Up Front

Sanitation by Design

When Tom Imholte released the first edition of his book Engineering for Food Safety and Sanitation nearly 30 years ago, I knew it would make a drastic impact on the way people understood how food plant design impacts sanitation. The book is full of pictures and diagrams on how to design and install equipment and build facilities with sanitation in mind. It remains an excellent guide to use when changes are made in our facilities.
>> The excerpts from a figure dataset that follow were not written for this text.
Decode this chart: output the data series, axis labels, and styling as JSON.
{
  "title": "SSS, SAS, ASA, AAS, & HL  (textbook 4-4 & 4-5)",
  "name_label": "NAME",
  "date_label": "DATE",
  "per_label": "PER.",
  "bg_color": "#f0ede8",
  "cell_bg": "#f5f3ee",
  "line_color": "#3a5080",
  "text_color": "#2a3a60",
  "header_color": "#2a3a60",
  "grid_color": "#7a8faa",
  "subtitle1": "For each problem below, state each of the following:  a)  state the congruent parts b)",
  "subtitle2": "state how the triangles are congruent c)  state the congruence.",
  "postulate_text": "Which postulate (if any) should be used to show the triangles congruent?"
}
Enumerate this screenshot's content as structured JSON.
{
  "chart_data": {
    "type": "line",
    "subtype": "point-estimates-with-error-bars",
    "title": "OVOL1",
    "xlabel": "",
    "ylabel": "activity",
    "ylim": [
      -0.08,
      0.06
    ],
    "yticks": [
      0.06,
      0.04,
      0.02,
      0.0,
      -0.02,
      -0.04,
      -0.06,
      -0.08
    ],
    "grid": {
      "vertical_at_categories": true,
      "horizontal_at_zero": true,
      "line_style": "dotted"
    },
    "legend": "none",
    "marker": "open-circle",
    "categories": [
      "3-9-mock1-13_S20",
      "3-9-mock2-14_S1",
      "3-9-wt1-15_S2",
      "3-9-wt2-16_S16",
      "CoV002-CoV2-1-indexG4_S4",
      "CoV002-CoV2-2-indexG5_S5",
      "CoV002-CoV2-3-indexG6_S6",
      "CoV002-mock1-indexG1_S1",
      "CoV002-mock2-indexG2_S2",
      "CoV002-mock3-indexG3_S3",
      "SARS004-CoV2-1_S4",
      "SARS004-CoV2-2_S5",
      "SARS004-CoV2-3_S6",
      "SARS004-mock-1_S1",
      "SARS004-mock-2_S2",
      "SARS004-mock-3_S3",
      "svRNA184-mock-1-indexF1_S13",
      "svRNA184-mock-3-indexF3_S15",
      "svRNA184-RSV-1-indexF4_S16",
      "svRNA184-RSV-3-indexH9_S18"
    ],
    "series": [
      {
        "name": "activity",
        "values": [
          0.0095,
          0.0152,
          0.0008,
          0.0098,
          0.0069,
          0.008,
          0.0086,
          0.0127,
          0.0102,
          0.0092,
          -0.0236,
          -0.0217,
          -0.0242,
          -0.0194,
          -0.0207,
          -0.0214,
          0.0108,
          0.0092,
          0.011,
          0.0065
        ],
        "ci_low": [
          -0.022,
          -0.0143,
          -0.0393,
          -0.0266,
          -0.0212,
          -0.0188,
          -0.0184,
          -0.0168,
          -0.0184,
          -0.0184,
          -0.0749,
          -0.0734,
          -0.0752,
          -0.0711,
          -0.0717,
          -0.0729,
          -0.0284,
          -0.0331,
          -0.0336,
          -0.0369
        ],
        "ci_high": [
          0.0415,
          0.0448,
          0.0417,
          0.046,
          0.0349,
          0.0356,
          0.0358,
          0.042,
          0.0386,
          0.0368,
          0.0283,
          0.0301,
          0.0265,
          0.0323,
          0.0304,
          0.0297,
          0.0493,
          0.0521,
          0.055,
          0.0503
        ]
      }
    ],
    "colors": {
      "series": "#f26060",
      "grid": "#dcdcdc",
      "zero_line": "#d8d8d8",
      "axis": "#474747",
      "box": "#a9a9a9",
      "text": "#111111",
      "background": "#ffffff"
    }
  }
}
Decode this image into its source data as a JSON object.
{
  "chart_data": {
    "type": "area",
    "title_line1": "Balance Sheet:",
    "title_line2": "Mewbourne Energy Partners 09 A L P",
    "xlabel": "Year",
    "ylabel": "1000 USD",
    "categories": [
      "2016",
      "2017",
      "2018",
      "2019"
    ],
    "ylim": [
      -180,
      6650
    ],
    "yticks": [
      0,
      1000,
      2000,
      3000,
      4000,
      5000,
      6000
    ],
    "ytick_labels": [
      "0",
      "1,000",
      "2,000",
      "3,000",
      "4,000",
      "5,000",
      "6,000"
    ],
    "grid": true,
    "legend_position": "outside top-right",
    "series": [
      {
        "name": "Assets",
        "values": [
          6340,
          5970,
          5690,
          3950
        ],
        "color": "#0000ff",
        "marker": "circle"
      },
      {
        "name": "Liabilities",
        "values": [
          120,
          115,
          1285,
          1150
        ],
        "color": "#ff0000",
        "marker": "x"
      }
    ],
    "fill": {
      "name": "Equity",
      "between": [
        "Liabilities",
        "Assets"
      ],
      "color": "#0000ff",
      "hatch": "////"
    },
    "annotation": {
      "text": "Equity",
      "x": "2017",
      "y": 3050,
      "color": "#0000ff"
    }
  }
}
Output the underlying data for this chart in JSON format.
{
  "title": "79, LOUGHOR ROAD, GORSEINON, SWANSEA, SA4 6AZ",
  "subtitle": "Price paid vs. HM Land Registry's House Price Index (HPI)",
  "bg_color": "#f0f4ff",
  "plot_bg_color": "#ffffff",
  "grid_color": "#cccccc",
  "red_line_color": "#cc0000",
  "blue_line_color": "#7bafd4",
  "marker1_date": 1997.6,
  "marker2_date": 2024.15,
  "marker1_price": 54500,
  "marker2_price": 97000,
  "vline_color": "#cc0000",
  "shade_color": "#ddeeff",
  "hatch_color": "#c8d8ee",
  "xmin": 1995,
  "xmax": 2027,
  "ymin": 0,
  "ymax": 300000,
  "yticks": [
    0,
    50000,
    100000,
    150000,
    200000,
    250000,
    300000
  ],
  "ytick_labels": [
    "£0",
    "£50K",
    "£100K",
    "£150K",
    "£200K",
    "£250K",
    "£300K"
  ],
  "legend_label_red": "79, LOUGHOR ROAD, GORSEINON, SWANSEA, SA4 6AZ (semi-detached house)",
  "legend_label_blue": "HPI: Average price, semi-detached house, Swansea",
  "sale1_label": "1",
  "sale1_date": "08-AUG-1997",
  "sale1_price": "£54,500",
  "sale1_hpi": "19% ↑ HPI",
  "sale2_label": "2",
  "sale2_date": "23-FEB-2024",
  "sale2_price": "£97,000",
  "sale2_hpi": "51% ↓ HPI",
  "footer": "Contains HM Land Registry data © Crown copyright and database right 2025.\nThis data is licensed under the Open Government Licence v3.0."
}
I have recently seen an increase in the training offered to help the food industry meet the challenges ahead with increased emphasis on food safety. Several sponsored seminars about design, and construction to reduce possible pathogens and allergen issues have been well attended, especially by equipment engineers. However, while I have seen many improvements in our industry over the last 30 years, much more needs to be done.

We have new challenges in today's food industry. There is a growing need to control possible allergen issues through better cleaning and equipment breakdown. Then, there are the recurring microbiological issues in low-moisture facilities and the challenges of cleaning these dry processing environments. Add to this the likely loss or greatly restricted use of structural fumigants that have been heavily relied on in the past for pest control, and it's easy to see how ease of cleaning, whether due to time constraints or new food safety issues, is a reality.

Food safety continues to become more complex. The cost of meeting new sanitation challenges becomes more expensive when proper equipment design and installation is not incorporated into the facility. Installing equipment that is challenging to clean and break down is an avoidable expense. An improperly designed floor or roof will be very costly in the future. Something as simple as a missing or poorly designed drain will be increasingly more expensive to live with or relocate in the future.

It is very easy to blame engineers for poor facility design, especially if they don't understand issues of sanitation and food safety. But, while it is extremely important that engineers be trained in food safety, it is equally important that the food safety team work with them during the design and installation process. In addition to working with them, upper management needs to be responsible for weighing the economics of the design decisions to determine what future costs may be incurred. Mistakes in design and installation are very expensive.


 

The author is Vice President of Food Safety Education, AIB International.